- Hajjilar Location within Iran
- Coordinates: 38°51′59″N 45°05′40″E﻿ / ﻿38.86639°N 45.09444°E
- Country: Iran
- Province: West Azerbaijan
- County: Chaypareh
- District: Hajjilar
- Established as a city: 2017

Population (2016)
- • Total: 1,394
- Time zone: UTC+3:30 (IRST)

= Hajjilar, West Azerbaijan =

City in West Azerbaijan province, Iran

Hajjilar (حاجيلار) (Note: Also Romanized as Hājī Lār, Ḩājjīlār, and Ḩājjīlar; also known as Ḩājalār) is a city in, and the capital of, Hajjilar District in Chaypareh County, West Azerbaijan province, Iran. It also serves as the administrative center for Hajjilar-e Jonubi Rural District. (Note: Formerly Hajjilar Rural District)

==Demographics==
===Population===
At the time of the 2006 National Census, Hajjilar's population was 1,291 in 370 households, when it was a village in Hajjilar Rural District (Note: Renamed Hajjilar-e Jonubi Rural District) of the former Chaypareh District in Khoy County.
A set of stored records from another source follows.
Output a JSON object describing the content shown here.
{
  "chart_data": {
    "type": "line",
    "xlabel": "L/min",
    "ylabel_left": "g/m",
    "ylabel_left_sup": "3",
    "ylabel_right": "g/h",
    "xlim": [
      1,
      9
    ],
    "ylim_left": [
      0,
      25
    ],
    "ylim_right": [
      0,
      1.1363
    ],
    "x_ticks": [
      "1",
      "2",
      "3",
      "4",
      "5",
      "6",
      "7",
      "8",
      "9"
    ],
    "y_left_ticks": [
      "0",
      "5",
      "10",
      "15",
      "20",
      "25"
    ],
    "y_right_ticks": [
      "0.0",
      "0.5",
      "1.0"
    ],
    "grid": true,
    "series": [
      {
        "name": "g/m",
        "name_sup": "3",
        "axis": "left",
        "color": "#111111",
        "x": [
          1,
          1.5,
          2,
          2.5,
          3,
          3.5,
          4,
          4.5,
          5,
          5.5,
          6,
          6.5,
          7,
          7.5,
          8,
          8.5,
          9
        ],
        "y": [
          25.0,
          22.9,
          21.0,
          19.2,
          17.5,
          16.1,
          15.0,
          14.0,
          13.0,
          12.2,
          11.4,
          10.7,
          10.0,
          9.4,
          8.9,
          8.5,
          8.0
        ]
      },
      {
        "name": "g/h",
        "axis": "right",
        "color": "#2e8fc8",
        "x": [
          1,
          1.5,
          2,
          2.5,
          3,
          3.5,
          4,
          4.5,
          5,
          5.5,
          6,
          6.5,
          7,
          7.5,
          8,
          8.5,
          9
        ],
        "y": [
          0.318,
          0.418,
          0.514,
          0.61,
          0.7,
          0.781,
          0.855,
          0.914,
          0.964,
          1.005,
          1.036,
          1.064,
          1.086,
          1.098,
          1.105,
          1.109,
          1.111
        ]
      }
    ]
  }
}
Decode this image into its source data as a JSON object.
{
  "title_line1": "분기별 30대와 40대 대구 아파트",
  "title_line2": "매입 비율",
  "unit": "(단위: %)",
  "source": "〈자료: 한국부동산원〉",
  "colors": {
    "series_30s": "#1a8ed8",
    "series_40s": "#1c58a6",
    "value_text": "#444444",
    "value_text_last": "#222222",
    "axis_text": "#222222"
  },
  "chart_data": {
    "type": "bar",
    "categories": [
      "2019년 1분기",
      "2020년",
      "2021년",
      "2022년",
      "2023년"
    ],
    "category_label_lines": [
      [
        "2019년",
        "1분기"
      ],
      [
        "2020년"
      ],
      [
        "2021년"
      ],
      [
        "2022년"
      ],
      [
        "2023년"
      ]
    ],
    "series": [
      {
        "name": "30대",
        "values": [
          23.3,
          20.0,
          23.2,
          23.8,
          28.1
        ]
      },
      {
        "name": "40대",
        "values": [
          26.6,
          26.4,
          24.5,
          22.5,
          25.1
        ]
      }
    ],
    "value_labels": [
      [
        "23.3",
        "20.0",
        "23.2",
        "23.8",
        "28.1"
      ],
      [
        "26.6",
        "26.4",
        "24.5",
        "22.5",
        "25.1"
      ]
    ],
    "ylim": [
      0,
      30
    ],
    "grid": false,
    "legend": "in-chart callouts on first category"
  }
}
The following census in 2011 counted 1,560 people in 428 households, by which time the district had been separated from the county in the establishment of Chaypareh County. The rural district was transferred to the new Hajjilar District and renamed Hajjilar-e Jonubi Rural District. Hajjilar was transferred to Hajjilar-e Shomali Rural District created in the same district. The 2016 census measured the population of the village as 1,394 people in 434 households. It was the most populous village in its rural district.

After the census, Hajjilar was converted to a city.